You can also put grains and beans in a slow cooker to let them soak for a few hours before cooking. This releases the phytic acid that binds minerals and makes the food not only more nutritious but easier to digest as well.
You’ll digest and use your foods best if you eat small meals and snacks throughout the day and evening. Eat something every one to three hours.
Your body needs protein to heal. I typically don’t eat any red meat, but after major surgery I probably ate brisket several times a day for the first six weeks. I was like a junky who couldn’t get enough. Red meat is a protein similar to my own muscle protein. My body needed it to heal. The following list offers great ways to get protein into your diet:
Bone broths, vegetable broths, miso broth.
Soups: You can add sea vegetables to add minerals.
Well-cooked meats, such as brisket or stews, or chicken that was boiled.
Bone marrow: You can take beef bones and roast them to eat the marrow.

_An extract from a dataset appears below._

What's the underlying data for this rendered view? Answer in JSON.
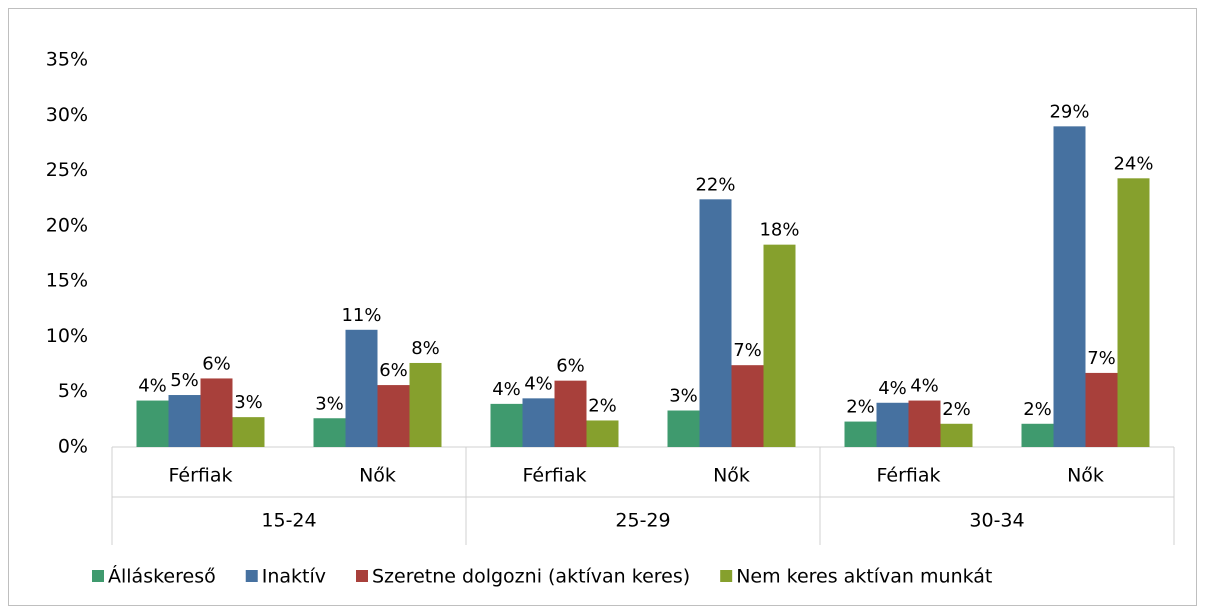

This is very nourishing.
Stews: vegetables plus protein, perhaps some grain or potatoes or yams.
Eggs: poached, soft-boiled. Buy organic eggs, fresh and local if possible.
Dairy: You may or may not thrive on dairy. Try some goat’s milk kefir to begin with. Try some homemade yogurt, either with sheep’s or goat’s milk. If raw (fresh) milk is available in your area, you may want to try drinking some raw
milk or making yogurt or kefir from raw milk. You can also make kefir or yogurt with coconut water, coconut milk, or soy milk.